GrassMarlin was open-sourced by the NSA to help critical infrastructure organizations, industrial control systems (ICS), and SCADA network defenders visualize and analyze network topologies. The tool primarily uses XML to save session files, including node lists, edge data, positioning, colors, and metadata, all bundled into a .gm3 archive. The vulnerability, first reported by Grady DeRosa, a senior industrial pentester at Dragos, affects all versions of GrassMarlin.

Because GrassMarlin reached end-of-life (EOL) in 2017, no patches will be issued.
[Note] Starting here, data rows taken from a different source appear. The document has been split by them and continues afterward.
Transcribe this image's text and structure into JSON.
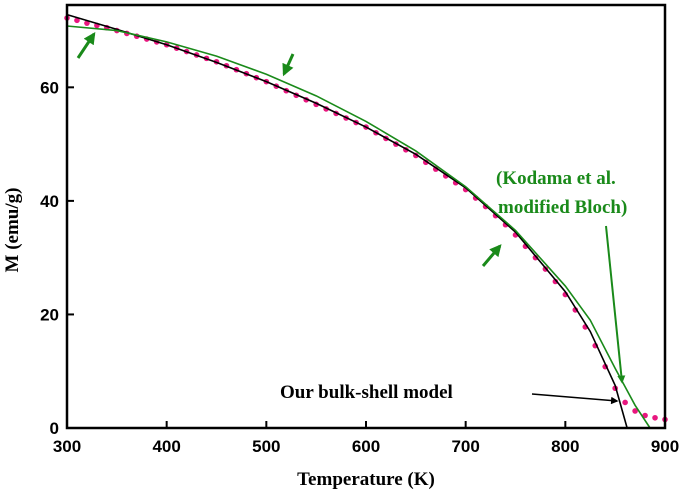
{
  "chart_data": {
    "type": "line",
    "x_label": "Temperature (K)",
    "y_label": "M (emu/g)",
    "xlim": [
      300,
      900
    ],
    "ylim": [
      0,
      74.5
    ],
    "xticks": [
      300,
      400,
      500,
      600,
      700,
      800,
      900
    ],
    "yticks": [
      0,
      20,
      40,
      60
    ],
    "annotations": [
      "(Kodama et al.",
      "modified Bloch)",
      "Our bulk-shell model"
    ],
    "annotation_colors": [
      "#1a8a1a",
      "#1a8a1a",
      "#000000"
    ],
    "series": [
      {
        "type": "scatter",
        "color": "#e8177f",
        "x": [
          300,
          310,
          320,
          330,
          340,
          350,
          360,
          370,
          380,
          390,
          400,
          410,
          420,
          430,
          440,
          450,
          460,
          470,
          480,
          490,
          500,
          510,
          520,
          530,
          540,
          550,
          560,
          570,
          580,
          590,
          600,
          610,
          620,
          630,
          640,
          650,
          660,
          670,
          680,
          690,
          700,
          710,
          720,
          730,
          740,
          750,
          760,
          770,
          780,
          790,
          800,
          810,
          820,
          830,
          840,
          850,
          860,
          870,
          880,
          890,
          900
        ],
        "values": [
          72.2,
          71.8,
          71.3,
          70.9,
          70.5,
          70.0,
          69.5,
          69.0,
          68.5,
          68.0,
          67.5,
          66.9,
          66.3,
          65.7,
          65.1,
          64.5,
          63.8,
          63.1,
          62.4,
          61.7,
          61.0,
          60.2,
          59.4,
          58.6,
          57.8,
          57.0,
          56.2,
          55.4,
          54.6,
          53.8,
          53.0,
          52.0,
          51.0,
          50.0,
          49.0,
          48.0,
          46.8,
          45.6,
          44.4,
          43.2,
          42.0,
          40.5,
          39.0,
          37.4,
          35.8,
          34.0,
          32.0,
          30.0,
          28.0,
          25.8,
          23.5,
          20.8,
          17.8,
          14.5,
          10.8,
          7.0,
          4.5,
          3.0,
          2.2,
          1.8,
          1.5
        ]
      },
      {
        "type": "line",
        "color": "#000000",
        "x": [
          300,
          350,
          400,
          450,
          500,
          550,
          600,
          650,
          700,
          750,
          800,
          825,
          850,
          862
        ],
        "values": [
          72.8,
          70.2,
          67.5,
          64.4,
          61.0,
          57.2,
          53.0,
          48.2,
          42.3,
          34.5,
          24.0,
          17.0,
          7.5,
          0
        ]
      },
      {
        "type": "line",
        "color": "#1a8a1a",
        "x": [
          300,
          350,
          400,
          450,
          500,
          550,
          600,
          650,
          700,
          750,
          800,
          825,
          850,
          870,
          885
        ],
        "values": [
          70.8,
          70.0,
          68.0,
          65.5,
          62.3,
          58.5,
          54.0,
          48.8,
          42.5,
          34.8,
          25.0,
          19.0,
          10.5,
          4.0,
          0
        ]
      }
    ]
  }
}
CISA's advisory recommends that organizations ensure control systems and devices are not accessible via the open internet, that firewalled networks and devices are isolated from business networks, and that remote access is established securely. The agency did not provide detailed exploitation scenarios but confirmed, but noted that successful exploits could lead to sensitive information disclosure.

Anna Quinn, a penetration tester at Rapid7, developed and published a public proof-of-concept (PoC) exploit on GitHub. Quinn explained that by crafting malicious XML requests within .gm3 session files, she could induce errors in GrassMarlin's message console. While error content was properly stripped from logs, out-of-band (OOB) exfiltration of arbitrary files was possible by referencing an external host in the Document Type Definition (DTD).

Quinn noted several caveats: newer versions of Java could not be used, meaning GrassMarlin had to run with the Java version bundled in its installer. Additionally, many input types caused errors that impeded exfiltration, requiring base64 encoding and splitting data across multiple message chunks. In a separate LinkedIn post, Quinn assessed that the bug poses limited threat to most organizations, as exploitation realistically requires phishing—either between local users or via external emails.

The vulnerability is classified under CWE-611 (Improper Restriction of XML External Entity Reference). XXE attacks typically involve tricking a system owner into parsing a maliciously crafted XML file that has been tampered with to exfiltrate data. While CISA did not define specific exploitation scenarios for CVE-2026-6807 beyond the general mechanism.

Given that GrassMarlin is no longer supported, the disclosure highlights the risks of relying on end-of-life tools still in use within critical infrastructure environments. Organizations relying on GrassMarlin are urged to migrate to supported alternatives and implement network segmentation and secure remote access as primary mitigations.